Liu: I think performance issues will be more noticeable to the admins. If this takes off, we’re going to live in a world where TLS is the norm for DNS queries. Admins will do whatever it takes to deliver performance. The end-user might not actually notice much if the admins have done a good job.
Rasmussen: That may well happen; however, the price you pay is too high for the incremental benefits you get. TLS adds overhead, and people don’t like overhead. This is a problem with encryption in general. Beyond performance hits, encryption often impedes other security efforts that you should be making for your network. If you are encrypting traffic and communicating with outside entities, you lose the ability to examine traffic as it enters or leaves your network perimeter. You can’t see exfiltration or insiders moving data files. Next-generation firewalls do a lot deep inspection of traffic to look for malicious behavior, and encryption typically thwarts that. If the traffic is encrypted, you can’t do data loss prevention (DLP), because you may not know what’s being moved. DNS is good for looking at tunneling and signaling patterns, but encrypting it makes such analysis almost impossible.
Liu: But there are substantial benefits. Encryption provides integrity checking and authentication. You can avoid cache poisoning attacks. When traffic is encrypted, intermediate devices such as firewalls and intrusion detection systems won’t be able to see traffic, but the DNS server still sees everything in the clear.
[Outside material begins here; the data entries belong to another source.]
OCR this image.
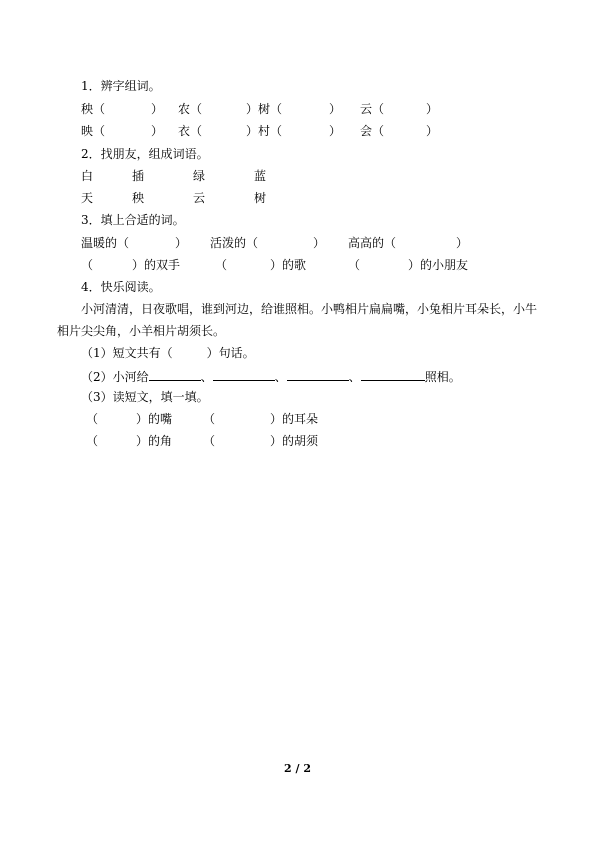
1．辨字组词。
秧（	） 农（	）树（	） 云（	）
映（	） 衣（	）村（	） 会（	）
2．找朋友，组成词语。
白	插	绿	蓝
天	秧	云	树
3．填上合适的词。
温暖的（	） 活泼的（	） 高高的（	）
（	）的双手	（	）的歌	（	）的小朋友
4．快乐阅读。
小河清清，日夜歌唱，谁到河边，给谁照相。小鸭相片扁扁嘴，小兔相片耳朵长，小牛相片尖尖角，小羊相片胡须长。
（1）短文共有（	）句话。
（2）小河给	、	、	、	照相。
（3）读短文，填一填。
（	）的嘴	（	）的耳朵
（	）的角	（	）的胡须
2 / 2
Rasmussen: DNSSEC is probably a better mechanism for integrity checking and authentication, but of course, that assumes people actually deploy it and utilize its power. If you want to use your own DNS resolvers to look for malicious activities, and at scale, you’re going to need to empower those servers and add even more resolvers. You’re going to have to do more management at the enterprise level. You’re going to have to tune the heck out of the network if you don’t have control over the clients and fully understand how clients are interacting with DNS servers. For example, what do you do when the server doesn’t provide encrypted connections or stops providing them for reasons you don’t know? Do you let it fail and tell users they can’t talk to the internet?
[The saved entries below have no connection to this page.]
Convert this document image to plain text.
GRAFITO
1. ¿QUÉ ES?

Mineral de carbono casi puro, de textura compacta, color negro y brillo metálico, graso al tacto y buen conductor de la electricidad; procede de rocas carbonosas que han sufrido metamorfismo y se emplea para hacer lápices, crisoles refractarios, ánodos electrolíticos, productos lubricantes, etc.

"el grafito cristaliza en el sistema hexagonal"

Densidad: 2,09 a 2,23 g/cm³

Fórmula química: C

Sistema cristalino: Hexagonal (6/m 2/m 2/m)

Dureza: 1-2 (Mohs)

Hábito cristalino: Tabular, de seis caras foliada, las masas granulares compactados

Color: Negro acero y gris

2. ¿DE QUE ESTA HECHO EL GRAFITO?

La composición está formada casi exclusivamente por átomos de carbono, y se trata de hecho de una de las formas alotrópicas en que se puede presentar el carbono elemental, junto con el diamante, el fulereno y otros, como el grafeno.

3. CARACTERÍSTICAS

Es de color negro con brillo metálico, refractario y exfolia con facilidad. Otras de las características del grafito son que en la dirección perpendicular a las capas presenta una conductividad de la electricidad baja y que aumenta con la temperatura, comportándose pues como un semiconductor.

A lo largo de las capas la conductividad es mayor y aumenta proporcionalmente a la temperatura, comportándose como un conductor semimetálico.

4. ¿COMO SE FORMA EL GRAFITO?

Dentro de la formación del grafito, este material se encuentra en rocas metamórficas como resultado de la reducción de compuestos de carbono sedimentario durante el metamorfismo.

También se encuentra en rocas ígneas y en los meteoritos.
Liu: We’ve had situations like this before and we’ve worked through them. We moved from unencrypted HTTP to HTTP over SSL to TLS. Google now allows you to use TLS by default, even if it’s just to search. That’s a big change. We’ve dealt with this kind of complexity in DNS, too, as we deployed EDNS0 and as we’ve rolled out DNSSEC (the DNS Security Extensions).
Rasmussen: What’s a government’s response going to be if we start encrypting DNS? They’ll just find the weak point and exploit it. They’ll get court orders and tap into ISP’s resolvers to see what the traffic is. The data has to get decrypted somewhere. That does make it harder for a government, because they can’t just tap the backbone with a legal process, but it doesn’t “solve” the problem. They’ll have to work with more downstream with ISPs and people doing DNS resolution.
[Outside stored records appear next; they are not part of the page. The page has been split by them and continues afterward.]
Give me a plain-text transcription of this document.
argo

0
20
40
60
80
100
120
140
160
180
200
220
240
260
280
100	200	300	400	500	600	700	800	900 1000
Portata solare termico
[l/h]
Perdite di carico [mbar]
Liu: That may be, but the DPRIVE effort has more momentum than most things I’ve tracked. The bottom line is, if this becomes an internet standard, Infoblox will make it possible for customers to deploy it.
Rasmussen: Yep, and the silver lining is that if you aren’t using DNS firewalling or DNS analytics to protect your network, which you should be doing already, then dealing with encrypted DNS traffic will get you there.